При виде этого зрелища Веня уже не мог больше сдерживаться. С удивительной для него быстротой, не глядя в сторону обомлевшей от испуга Лизы, делавшей ему отчаянные знаки, мальчик бросился к Велизаровой, вцепился обеими руками в ее костлявую руку, толкавшую девочку, и закричал, дрожа от волнения и гнева:
– Вы не смеете! Вы не смеете! Я не позволю ее обижать! Не позволю!..
Его появление было так неожиданно для старухи, что в первое мгновение та совершенно растерялась и только во все глаза смотрела на Веню, не зная, что делать.
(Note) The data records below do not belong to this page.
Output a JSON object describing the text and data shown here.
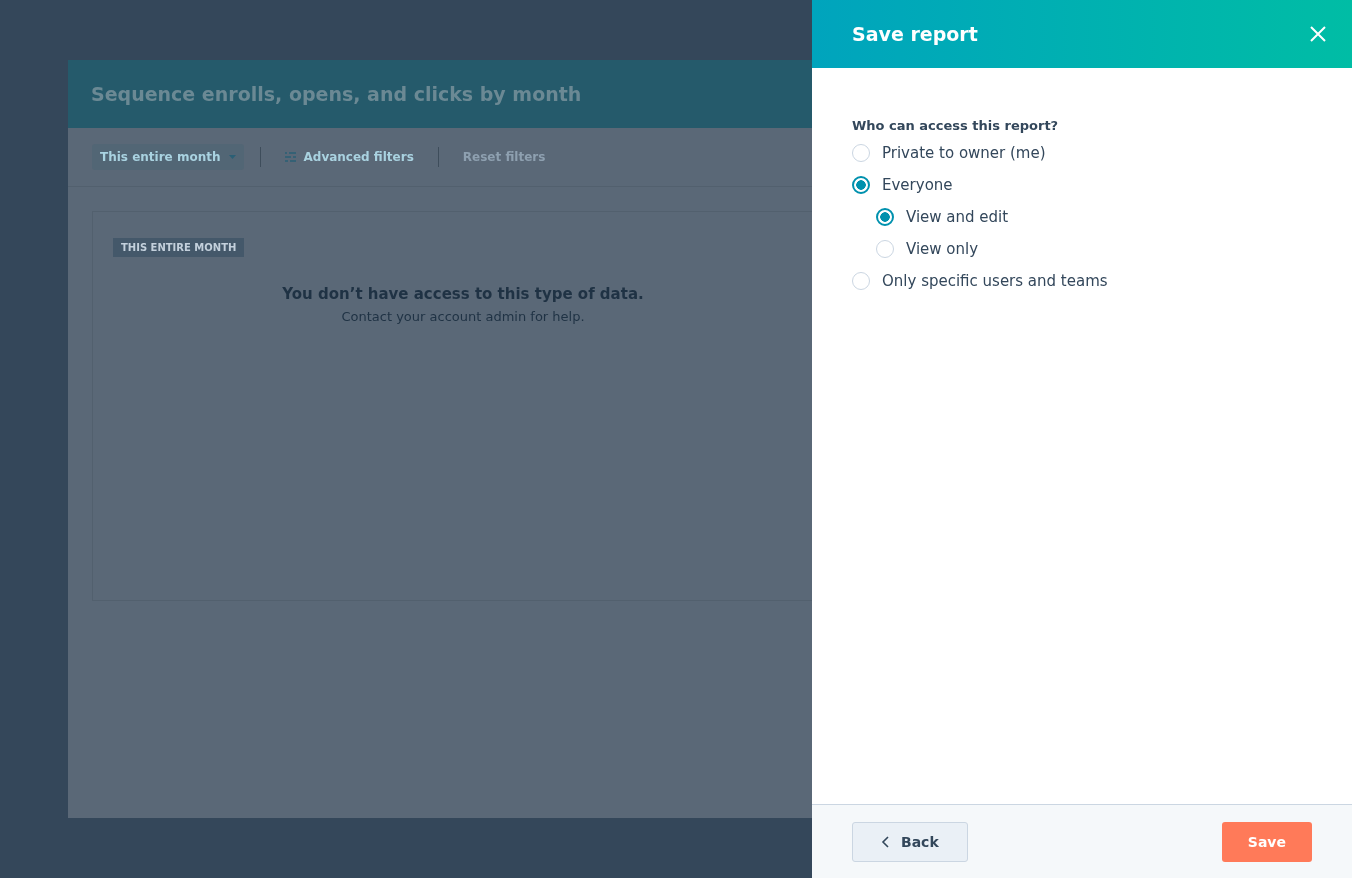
{
  "report": {
    "title": "Sequence enrolls, opens, and clicks by month",
    "filters": [
      {
        "kind": "dropdown",
        "label": "This entire month",
        "disabled": false
      },
      {
        "kind": "advanced",
        "label": "Advanced filters",
        "disabled": false
      },
      {
        "kind": "reset",
        "label": "Reset filters",
        "disabled": true
      }
    ],
    "badge": "THIS ENTIRE MONTH",
    "message": "You don’t have access to this type of data.",
    "hint": "Contact your account admin for help."
  },
  "panel": {
    "title": "Save report",
    "question": "Who can access this report?",
    "options": [
      {
        "label": "Private to owner (me)",
        "selected": false
      },
      {
        "label": "Everyone",
        "selected": true,
        "children": [
          {
            "label": "View and edit",
            "selected": true
          },
          {
            "label": "View only",
            "selected": false
          }
        ]
      },
      {
        "label": "Only specific users and teams",
        "selected": false
      }
    ],
    "back": "Back",
    "save": "Save"
  }
}
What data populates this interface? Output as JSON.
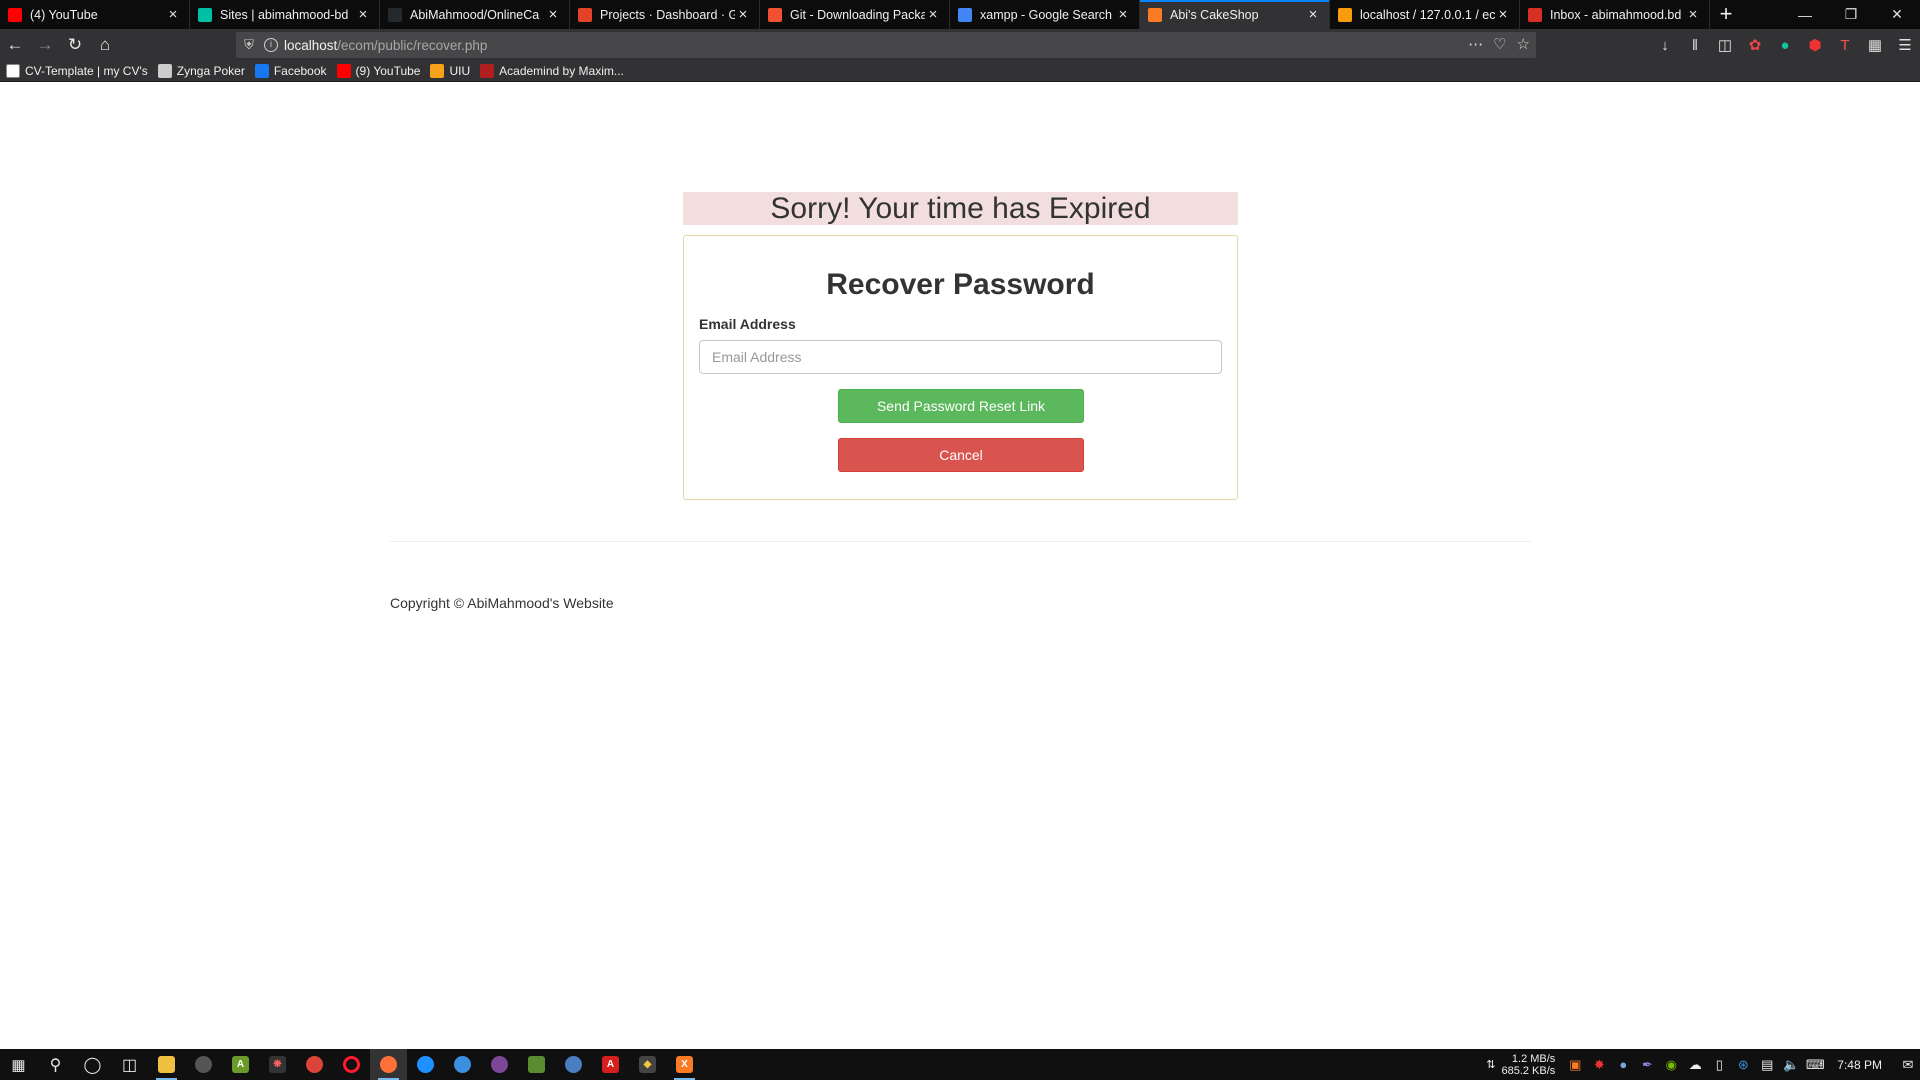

Она и раньше встречала маленького горбуна и во дворе, и в лавке, она знала всю его историю. И появление знакомой ей невзрачной фигурки могло скорее удивить, чем испугать старуху. Но тем не менее она отпрянула от Вени так, как отшатнулась бы от дикого зверя, ворвавшегося в ее квартиру, а потом, с легкостью молодой девушки перебежав комнату, бросилась к окну.
– Воры! Воры! Караул! Спасите!.. – завопила во весь голос Велизарова, высовываясь из окошка.
В тот же миг бледная, как ее фартук, Лиза подскочила к горбуну и, схватив его за руку, потащила по направлению к выходу.
– Беги скорее, беги что есть духу, слышишь! – зашептала она ему, до боли крепко сжимая руку мальчика.
Но он в ответ только упрямо тряхнул головой.
– Никуда я не побегу! Вот! Зачем мне бежать? Я не вор и не разбойник… Только воры должны убегать, спасаться, если их обнаружили… А мы – и я, и Дося – ни за что не побежим, как воры, – твердо сказал он, с трудом высвобождая руку.
Между тем Велизариха все так же продолжала кричать истошным голосом:
– Люди добрые, спасите! Помогите! Караул! Грабят, режут! Воры! Караул!
И вдруг, так же неожиданно, как за минуту до этого появился перед ней маленький горбун, в двух шагах от неистово вопившей у окна старухи очутилась высокая белокурая девочка.
Она следом за своим маленьким другом вышла из-за ширмы, смело подошла к Велизаровой и осторожно притронулась к ее плечу.
– Ну, стоит ли так волноваться из-за пустяков, сударыня? – произнесла Дося спокойным голосом. – Вы только поглядите на нас! Ну какие же мы с Веней воры, подумайте сами? Правда, мы пришли сюда, в чужую квартиру, но ведь не для того, чтобы обокрасть вас, мы только хотели навестить нашу приятельницу Лизу… А когда услышали ваш звонок, испугались и спрятались, зная, что вы всегда сердитесь и кричите понапрасну, как Баба-яга, как мачеха Белоснежки из сказки. Вы ее читали, надеюсь?